Professionally, these are the manufacturers, artists, musicians, farmers, craftspeople, culinarians, developers, inventors. Many makers use their gifts to make good things. They respect their materials, and cultivate or shape them into things that can nourish the body and soul, assist or enrich life.

Let’s not let greed kill value. Too often, we misuse our skills by cutting corners and reducing quality so that we can increase production and consumption. Anyone who’s bought a washing machine in the last ten years knows this to be true. A 30-year old washing machine is still going strong. Washing machines today apparently have an innovative self-destruct feature that deploys 13 days after the warranty period ends.

When we make things that are disposable, we consume but are left empty. When we make good things well, we satisfy the soul.

Support and Sustain

The work of supporting and sustaining can be good and important work. Businesses in a support role help get things/people/ideas to and fro. They facilitate. They communicate. They provide tools, resources, and infrastructure. They empower the workers and the process. They invest and provide funding.

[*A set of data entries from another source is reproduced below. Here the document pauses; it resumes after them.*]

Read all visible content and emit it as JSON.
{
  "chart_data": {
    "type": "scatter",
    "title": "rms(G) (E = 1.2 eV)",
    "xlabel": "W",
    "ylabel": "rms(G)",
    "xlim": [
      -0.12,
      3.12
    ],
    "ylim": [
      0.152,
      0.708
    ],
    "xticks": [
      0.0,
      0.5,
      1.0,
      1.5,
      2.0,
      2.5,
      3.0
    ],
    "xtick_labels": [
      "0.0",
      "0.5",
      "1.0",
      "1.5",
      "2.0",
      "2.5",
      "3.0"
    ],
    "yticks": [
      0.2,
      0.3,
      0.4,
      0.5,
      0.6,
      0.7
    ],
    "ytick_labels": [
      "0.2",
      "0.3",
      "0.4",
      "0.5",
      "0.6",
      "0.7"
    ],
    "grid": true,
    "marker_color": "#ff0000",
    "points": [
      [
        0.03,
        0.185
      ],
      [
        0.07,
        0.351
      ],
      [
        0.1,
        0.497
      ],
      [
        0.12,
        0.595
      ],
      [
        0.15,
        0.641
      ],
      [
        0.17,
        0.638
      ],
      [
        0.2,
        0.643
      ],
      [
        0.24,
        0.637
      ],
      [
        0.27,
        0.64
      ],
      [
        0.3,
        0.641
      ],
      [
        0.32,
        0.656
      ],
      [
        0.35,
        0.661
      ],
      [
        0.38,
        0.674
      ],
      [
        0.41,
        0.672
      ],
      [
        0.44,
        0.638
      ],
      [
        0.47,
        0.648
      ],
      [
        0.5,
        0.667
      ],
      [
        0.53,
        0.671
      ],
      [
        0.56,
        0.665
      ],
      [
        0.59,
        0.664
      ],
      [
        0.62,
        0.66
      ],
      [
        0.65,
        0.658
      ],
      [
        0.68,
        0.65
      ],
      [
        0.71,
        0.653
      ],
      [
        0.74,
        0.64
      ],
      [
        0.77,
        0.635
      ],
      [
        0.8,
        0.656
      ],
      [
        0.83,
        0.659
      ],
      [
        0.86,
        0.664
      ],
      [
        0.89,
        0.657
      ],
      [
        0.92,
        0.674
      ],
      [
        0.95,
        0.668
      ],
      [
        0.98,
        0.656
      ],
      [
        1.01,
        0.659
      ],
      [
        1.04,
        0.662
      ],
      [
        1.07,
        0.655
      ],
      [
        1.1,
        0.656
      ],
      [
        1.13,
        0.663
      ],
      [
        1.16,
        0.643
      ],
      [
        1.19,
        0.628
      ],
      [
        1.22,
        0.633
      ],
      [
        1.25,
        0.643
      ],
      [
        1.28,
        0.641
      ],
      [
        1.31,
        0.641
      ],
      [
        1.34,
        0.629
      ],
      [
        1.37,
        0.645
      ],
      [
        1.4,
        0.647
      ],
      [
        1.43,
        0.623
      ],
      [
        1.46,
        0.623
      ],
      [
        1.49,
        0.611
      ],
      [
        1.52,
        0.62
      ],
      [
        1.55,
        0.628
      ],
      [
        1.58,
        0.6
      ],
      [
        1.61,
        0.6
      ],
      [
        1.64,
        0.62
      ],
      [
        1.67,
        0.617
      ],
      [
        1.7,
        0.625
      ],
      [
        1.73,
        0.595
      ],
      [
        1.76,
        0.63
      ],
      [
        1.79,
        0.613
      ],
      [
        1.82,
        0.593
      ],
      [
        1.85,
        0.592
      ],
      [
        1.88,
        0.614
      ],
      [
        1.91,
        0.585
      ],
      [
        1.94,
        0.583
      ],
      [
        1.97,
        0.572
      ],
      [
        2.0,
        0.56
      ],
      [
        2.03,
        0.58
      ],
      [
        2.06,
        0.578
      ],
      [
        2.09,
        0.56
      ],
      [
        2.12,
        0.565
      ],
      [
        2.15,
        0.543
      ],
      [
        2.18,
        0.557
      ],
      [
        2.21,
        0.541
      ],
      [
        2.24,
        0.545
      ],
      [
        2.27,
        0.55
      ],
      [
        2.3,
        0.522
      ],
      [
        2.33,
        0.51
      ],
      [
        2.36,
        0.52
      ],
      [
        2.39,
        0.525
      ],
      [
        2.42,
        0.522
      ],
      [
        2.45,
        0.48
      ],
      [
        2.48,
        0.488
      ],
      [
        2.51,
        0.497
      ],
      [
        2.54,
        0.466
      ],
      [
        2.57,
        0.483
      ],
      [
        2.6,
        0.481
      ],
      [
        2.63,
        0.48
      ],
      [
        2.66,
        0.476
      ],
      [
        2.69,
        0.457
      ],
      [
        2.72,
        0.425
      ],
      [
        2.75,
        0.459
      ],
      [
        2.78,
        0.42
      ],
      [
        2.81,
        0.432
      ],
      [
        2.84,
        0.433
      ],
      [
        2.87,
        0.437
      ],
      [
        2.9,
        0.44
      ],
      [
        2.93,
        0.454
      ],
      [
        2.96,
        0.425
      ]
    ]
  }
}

I have spent most of my career in marketing. In my mind, this fits generally into the “support/sustain” bucket. The work of a marketer is to create awareness and communicate value to hep businesses earn customers. I can choose to put my efforts into organizations that prioritize healing, wisdom or creativity. If I’m doing my job well, I can create messages that promote healing instead of injury. I can help educate instead of manipulate. Maybe I could even do something creative. Not a bad way to spend a day, I suppose.

Choose How You Invest

Let’s say that my employer takes that revenue and uses it to work toward healing, wisdom or creativity. The business provides good and fair-paying jobs so that others can join this healing and restoring work.

Now, what if my employer does not do these things? What if employees are treated unfairly? What if injustices in the supply chain are tolerated? What if half-truths are told in order to manipulate others?

I have made a choice to invest in my employer. In the first case, I am a good steward of my resources. In the second case, I am not.

The conclusion I come to is that if we value revenue more than people, we impoverish not only our society, but our own souls as well. If we value people and put our efforts toward healing, wisdom and creativity, we enrich our society and we flourish in the ways that matter.